Choosing the right oil for optimum performance

Drivers have more options than ever before when it comes to the kinds of oil they put in their vehicles, and modern synthetic oils are beginning to replace traditional motor oil for a variety of driving applications.
 
How do you choose what is best for your vehicle?
 
“Traditional motor oil is 80 percent from crude oil, or ‘basic stock,’” said George Zhang, a chemist at Valvoline. “The other 20 percent or so includes additives manufacturers include to enhance stability of the final product.”
 
In contrast, synthetic oil is derived from petroleum and goes through a manufacturing process to alter its carbon chemistry. The result: A lightweight, durable compound that performs well in extreme driving conditions.
 
The roots of synthetic oil can be traced to World War II. In Germany, chemists invented processes to extend their dwindling stocks of crude oil. About the same time, US engineers invented an oil derivative that allowed fighter planes to perform better in frigid climates.
 
“Traditional oil can almost become solid in a vehicle exposed to extreme cold temperatures,” Zhang said. “In the worst cases, hardened oil can even prevent the car from starting.”
 
The unique formulation of synthetic oil prevents it from thickening. It also prevents carbon molecules from breaking down from heat generated by high performance engines.
 
“Synthetic oil is less dense, and it burns less, especially in older vehicles,” Zhang said. “In that way synthetic oils are more environmentally friendly,” he said.
 
Manufacturing processes have improved synthetic oil and the way it interacts with vehicle engines, Zhang said. Early generations of synthetic oil sometimes caused rubber seals to become brittle, he added. Today, oil refining processes have eliminated compounds that adversely affected seals or other engine components.
 
Another benefit is what Zhang called “pumpability.”
 
"Synthetic oil pumps through the engine better, and that means you have lubrication everywhere it needs to be,” he said. “But the choice of which oil to choose for your vehicle isn’t just between traditional and synthetic motor oil.”
 
Oil manufacturers have blended synthetic and traditional motor oils for specific uses. As an example, they are designed to handle to extreme heat created by high performance engines.
 
Do synthetic oils extend the interval between oil changes?
 
Not necessarily, Zhang said. Synthetic oil may need to be exchanged just as frequently as traditional motor oil.
 
“We always recommend following manufacturer guidelines for oil change intervals,”
Zhang said.
 
Moreover, conventional motor oil may offer better properties for vehicles with high mileage. The thicker consistency from basic crude helps reduce seepage from aging oil seals and engine parts.
 
Zhang had several tips for choosing and using motor oil:
  • Check your owner’s manual for the proper type of oil. Today’s vehicles may require oil designed specifically for the particular model and make.

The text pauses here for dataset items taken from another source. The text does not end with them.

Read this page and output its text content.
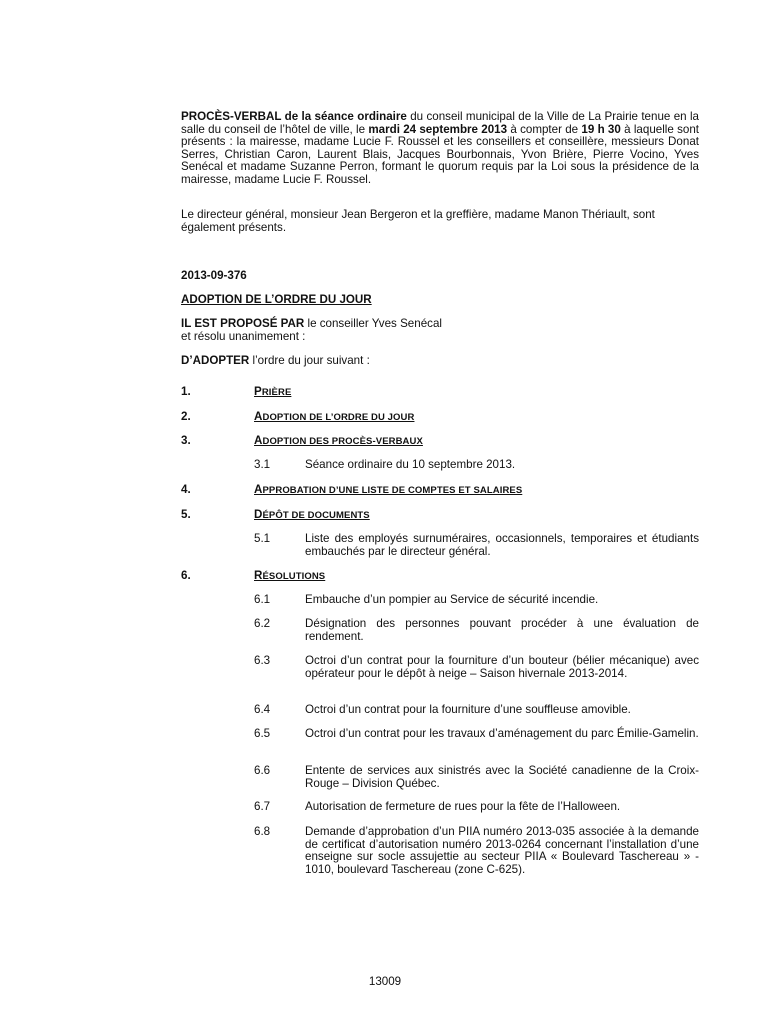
PROCÈS-VERBAL de la séance ordinaire du conseil municipal de la Ville de La Prairie tenue en la salle du conseil de l’hôtel de ville, le mardi 24 septembre 2013 à compter de 19 h 30 à laquelle sont présents : la mairesse, madame Lucie F. Roussel et les conseillers et conseillère, messieurs Donat Serres, Christian Caron, Laurent Blais, Jacques Bourbonnais, Yvon Brière, Pierre Vocino, Yves Senécal et madame Suzanne Perron, formant le quorum requis par la Loi sous la présidence de la mairesse, madame Lucie F. Roussel.
Le directeur général, monsieur Jean Bergeron et la greffière, madame Manon Thériault, sont également présents.
2013-09-376
ADOPTION DE L’ORDRE DU JOUR
IL EST PROPOSÉ PAR le conseiller Yves Senécal
et résolu unanimement :
D’ADOPTER l’ordre du jour suivant :
1.	PRIÈRE
2.	ADOPTION DE L’ORDRE DU JOUR
3.	ADOPTION DES PROCÈS-VERBAUX
3.1	Séance ordinaire du 10 septembre 2013.
4.	APPROBATION D’UNE LISTE DE COMPTES ET SALAIRES
5.	DÉPÔT DE DOCUMENTS
5.1	Liste des employés surnuméraires, occasionnels, temporaires et étudiants embauchés par le directeur général.
6.	RÉSOLUTIONS
6.1	Embauche d’un pompier au Service de sécurité incendie.
6.2	Désignation des personnes pouvant procéder à une évaluation de rendement.
6.3	Octroi d’un contrat pour la fourniture d’un bouteur (bélier mécanique) avec opérateur pour le dépôt à neige – Saison hivernale 2013-2014.
6.4	Octroi d’un contrat pour la fourniture d’une souffleuse amovible.
6.5	Octroi d’un contrat pour les travaux d’aménagement du parc Émilie-Gamelin.
6.6	Entente de services aux sinistrés avec la Société canadienne de la Croix-Rouge – Division Québec.
6.7	Autorisation de fermeture de rues pour la fête de l’Halloween.
6.8	Demande d’approbation d’un PIIA numéro 2013-035 associée à la demande de certificat d’autorisation numéro 2013-0264 concernant l’installation d’une enseigne sur socle assujettie au secteur PIIA « Boulevard Taschereau » - 1010, boulevard Taschereau (zone C-625).
13009
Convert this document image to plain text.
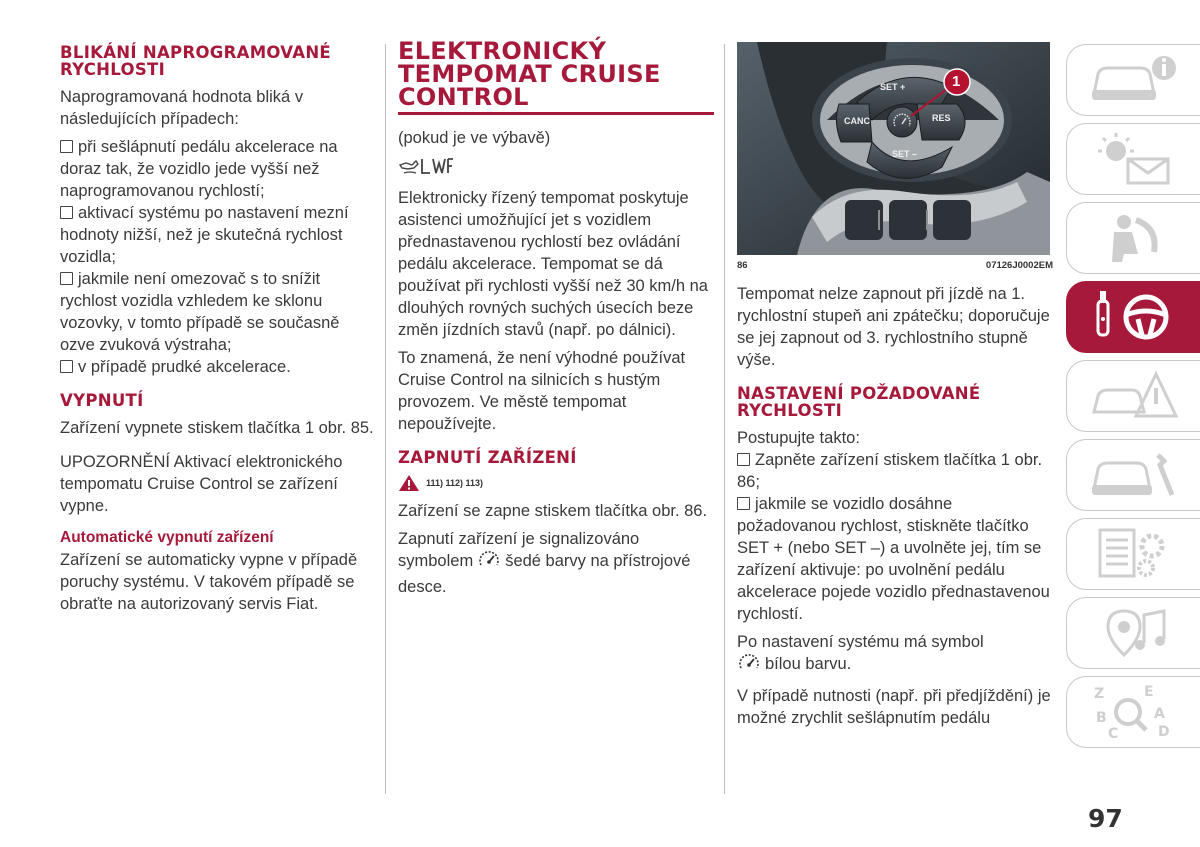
BLIKÁNÍ NAPROGRAMOVANÉ RYCHLOSTI

Naprogramovaná hodnota bliká v následujících případech:

při sešlápnutí pedálu akcelerace na doraz tak, že vozidlo jede vyšší než naprogramovanou rychlostí;

aktivací systému po nastavení mezní hodnoty nižší, než je skutečná rychlost vozidla;

jakmile není omezovač s to snížit rychlost vozidla vzhledem ke sklonu vozovky, v tomto případě se současně ozve zvuková výstraha;

v případě prudké akcelerace.

VYPNUTÍ

Zařízení vypnete stiskem tlačítka 1 obr. 85.

UPOZORNĚNÍ Aktivací elektronického tempomatu Cruise Control se zařízení vypne.

Automatické vypnutí zařízení

Zařízení se automaticky vypne v případě poruchy systému. V takovém případě se obraťte na autorizovaný servis Fiat.

ELEKTRONICKÝ TEMPOMAT CRUISE CONTROL

(pokud je ve výbavě)

Elektronicky řízený tempomat poskytuje asistenci umožňující jet s vozidlem přednastavenou rychlostí bez ovládání pedálu akcelerace. Tempomat se dá používat při rychlosti vyšší než 30 km/h na dlouhých rovných suchých úsecích beze změn jízdních stavů (např. po dálnici).

To znamená, že není výhodné používat Cruise Control na silnicích s hustým provozem. Ve městě tempomat nepoužívejte.

ZAPNUTÍ ZAŘÍZENÍ
111) 112) 113)

Zařízení se zapne stiskem tlačítka obr. 86.

Zapnutí zařízení je signalizováno symbolem šedé barvy na přístrojové desce.

1
SET +
CANC	RES
SET –
86	07126J0002EM

Tempomat nelze zapnout při jízdě na 1. rychlostní stupeň ani zpátečku; doporučuje se jej zapnout od 3. rychlostního stupně výše.

NASTAVENÍ POŽADOVANÉ RYCHLOSTI

Postupujte takto:

Zapněte zařízení stiskem tlačítka 1 obr. 86;

jakmile se vozidlo dosáhne požadovanou rychlost, stiskněte tlačítko SET + (nebo SET –) a uvolněte jej, tím se zařízení aktivuje: po uvolnění pedálu akcelerace pojede vozidlo přednastavenou rychlostí.

Po nastavení systému má symbol
bílou barvu.

V případě nutnosti (např. při předjíždění) je možné zrychlit sešlápnutím pedálu

Z	E
B	A
C	D
97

  • Consider synthetic oil for high performance engines. It can tolerate the extreme heat and speed of engine parts.
  • Select your motor oil based on your driving conditions. Do you live in an extreme cold or hot environment? The thinner viscosity from synthetic oil helps engines turn over and its chemical composition is designed for high temperatures.
  • Ask your service advisor about using conventional motor oil if you have a high mileage vehicle. It has thicker viscosity and is less like to leak through aging motor seals.
  • Look into using synthetic oil for improvements in gas mileage. It has less friction with engine parts and provides improved performance.
 
“Switching between the two types does not damage your vehicle engine,” Zhang said. “You can use either synthetic oil or conventional oil depending on your driving conditions.”